Graupel, also called soft hail, snow pellets or "Grail," is precipitation that forms when supercooled droplets of water are collected and freeze on a falling snowflake, forming a two- to five-millimetre ball of rime.
It is a type of snow often related to avalanches. Indeed, there are many different types of snow and how they interact can lead to catastrophic circumstances.
Intrinsically, snow is a six-sided crystalline material. It is generated when the kinetic energy of water molecules is insufficient to overcome intermolecular forces. Each water molecule gets stuck in place in an intricate lattice with a hexagonal structure.
But snow comes in the form of beautiful six-sided flakes or hard little ice crystals which are more like pellets. The characteristics of a snowfall are a question of humidity, pressure and temperature during the formation process.
Once the flakes hit the ground, their structure and shape become even more important. When I look out my window, after a snowfall, I see an unbroken winter landscape - a sea of white. However, if I get up close, the interactions of the individual snowflakes leads to clumps through intermolecular forces.
This is something most kids intrinsically understand. Powder snow makes for lousy snowballs and snowmen. Even wet powder snow doesn't always have the cohesion for rolling into a ball. Similar, a blizzard of hard, sharp ice crystals doesn't allow a good snow fort to be built.
To build a good snow sculpture you need wet, semi-flaky stuff. It has to have good internal cohesion so everything stays stuck together but not be so water-laden that it is too heavy to move. Graupel is simply not suitable.
Graupel is fragile enough that it falls apart when touched. It is the white chunky snow that often accompanies ice crystals and looks like tiny pieces of Styrofoam.

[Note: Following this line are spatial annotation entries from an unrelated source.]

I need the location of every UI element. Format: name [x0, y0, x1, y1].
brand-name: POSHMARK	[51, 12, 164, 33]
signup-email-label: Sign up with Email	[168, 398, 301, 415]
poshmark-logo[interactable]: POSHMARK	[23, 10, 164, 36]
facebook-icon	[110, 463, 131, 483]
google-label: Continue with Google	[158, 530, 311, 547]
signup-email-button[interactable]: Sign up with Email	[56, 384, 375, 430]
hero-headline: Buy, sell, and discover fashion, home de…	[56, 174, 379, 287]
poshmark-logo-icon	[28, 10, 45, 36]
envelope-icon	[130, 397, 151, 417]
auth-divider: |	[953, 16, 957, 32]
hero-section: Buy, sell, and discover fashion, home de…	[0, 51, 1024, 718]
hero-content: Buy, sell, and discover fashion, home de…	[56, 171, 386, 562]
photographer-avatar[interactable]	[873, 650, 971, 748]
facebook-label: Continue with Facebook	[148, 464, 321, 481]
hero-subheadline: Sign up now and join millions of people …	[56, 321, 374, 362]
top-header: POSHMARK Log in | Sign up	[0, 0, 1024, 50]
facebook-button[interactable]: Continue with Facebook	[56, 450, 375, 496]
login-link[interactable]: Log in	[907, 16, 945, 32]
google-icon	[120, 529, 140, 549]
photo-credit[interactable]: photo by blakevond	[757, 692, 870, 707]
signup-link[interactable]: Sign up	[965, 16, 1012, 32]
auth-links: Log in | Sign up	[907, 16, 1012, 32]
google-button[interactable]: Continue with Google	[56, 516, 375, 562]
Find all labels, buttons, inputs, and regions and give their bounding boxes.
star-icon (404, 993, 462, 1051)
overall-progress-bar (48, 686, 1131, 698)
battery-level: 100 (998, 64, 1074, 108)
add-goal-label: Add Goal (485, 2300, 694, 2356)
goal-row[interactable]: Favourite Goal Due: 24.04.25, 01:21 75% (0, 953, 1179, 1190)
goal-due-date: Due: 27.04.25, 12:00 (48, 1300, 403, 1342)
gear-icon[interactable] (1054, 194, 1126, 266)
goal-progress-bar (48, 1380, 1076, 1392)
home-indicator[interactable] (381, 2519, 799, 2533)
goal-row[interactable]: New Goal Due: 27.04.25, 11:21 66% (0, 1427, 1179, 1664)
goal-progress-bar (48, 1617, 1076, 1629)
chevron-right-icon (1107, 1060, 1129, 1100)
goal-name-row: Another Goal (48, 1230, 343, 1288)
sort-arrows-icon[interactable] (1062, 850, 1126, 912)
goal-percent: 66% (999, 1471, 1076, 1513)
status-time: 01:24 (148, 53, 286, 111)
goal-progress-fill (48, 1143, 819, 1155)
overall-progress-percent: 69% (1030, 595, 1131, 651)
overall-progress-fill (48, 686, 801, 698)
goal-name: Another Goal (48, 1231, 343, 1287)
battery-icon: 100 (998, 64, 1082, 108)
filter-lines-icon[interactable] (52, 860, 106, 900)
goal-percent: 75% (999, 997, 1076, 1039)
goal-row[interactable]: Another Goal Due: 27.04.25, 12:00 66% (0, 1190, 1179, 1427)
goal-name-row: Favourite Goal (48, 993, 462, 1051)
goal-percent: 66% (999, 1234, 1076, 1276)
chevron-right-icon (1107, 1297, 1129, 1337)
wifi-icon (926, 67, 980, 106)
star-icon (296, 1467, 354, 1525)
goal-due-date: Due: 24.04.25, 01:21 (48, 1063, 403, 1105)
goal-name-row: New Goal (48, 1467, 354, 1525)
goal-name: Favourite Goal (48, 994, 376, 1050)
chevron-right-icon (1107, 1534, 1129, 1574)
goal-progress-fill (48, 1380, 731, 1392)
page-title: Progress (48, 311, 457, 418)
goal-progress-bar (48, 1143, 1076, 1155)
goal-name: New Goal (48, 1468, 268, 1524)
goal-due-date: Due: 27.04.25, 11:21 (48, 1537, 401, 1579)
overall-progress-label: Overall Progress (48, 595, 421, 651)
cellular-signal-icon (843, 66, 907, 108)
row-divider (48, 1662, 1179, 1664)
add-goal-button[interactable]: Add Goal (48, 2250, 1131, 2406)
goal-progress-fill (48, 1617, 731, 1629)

In the mountains, the different types of snow can have a significant impact on slope stability. Dry snowflakes layered with graupel and covered by a heavy wet snow could be an accident waiting to happen. This is why back-country enthusiasts are encouraged to dig straight wall pits to check out the structure of the snow layers, particularly in areas prone to avalanche.
There is other science in an avalanche beyond snow structure. The angle of the slope is critical. Below about 25 degrees there is not enough force to start an avalanche. Above 60 degrees, the slope tends to self-clean as it is too steep to hold snow in the first place.
It is only between these limits that an avalanche can start. However, once it gets going, it can travel over shallower and steeper terrain. Indeed, all avalanches can be characterized by three zones: the start, the track and the run-out.
Typically, the starting zone will be above the tree line and near a ridge which will allow for a deep accumulation of snow. Start zones also tend to be on the leeward side away from the wind. The structure of the snow is typically layered as a result of changes in temperature. In essence, a freeze-thaw cycle can result in a layered structure mixing ice and heavy snow layers above and below layers of light, less dense material.
The result is sufficiently unstable that minor triggers can set a slab moving. As the snow moves down the track and into the run-out, scientists have been able to demonstrate that there are two general types of avalanche flows.
Dry avalanches are caused by too much stress in the snowpack. They consist of dry, individual particles of snow that move very quickly and generate a billowing cloud. These sorts of avalanches roar above the surface, reaching speeds as high as 130 km-h although they can pick up speed as they move downhill.
They don't tend to have much mass to them. Rather it is the force of the wind they generate that results in damage. A dry avalanche on Everest after the Nepal earthquake blew people and equipment hundreds of metres. Most of the casualties arose from hikers crashing into objects rather than being buried in snow.
Wet flows, on the other hand, are a result of the ultimate failure in the strength of the snowpack. They move much slower with speeds typically between 15 and 60 km-h. They are more massive and bear a strong resemblance to the sluffing of wet concrete. The shear mass involved can knock down trees and buildings. They are also more prone to burying any victims.
Many scientists study avalanches to both try to predict where they might occur and how to minimize both the loss of life and the damage they cause.
One thing that these scientists know for sure is that graupel is a dangerous component in any snow pack. It can act like tiny ball bearings and get the whole thing rolling.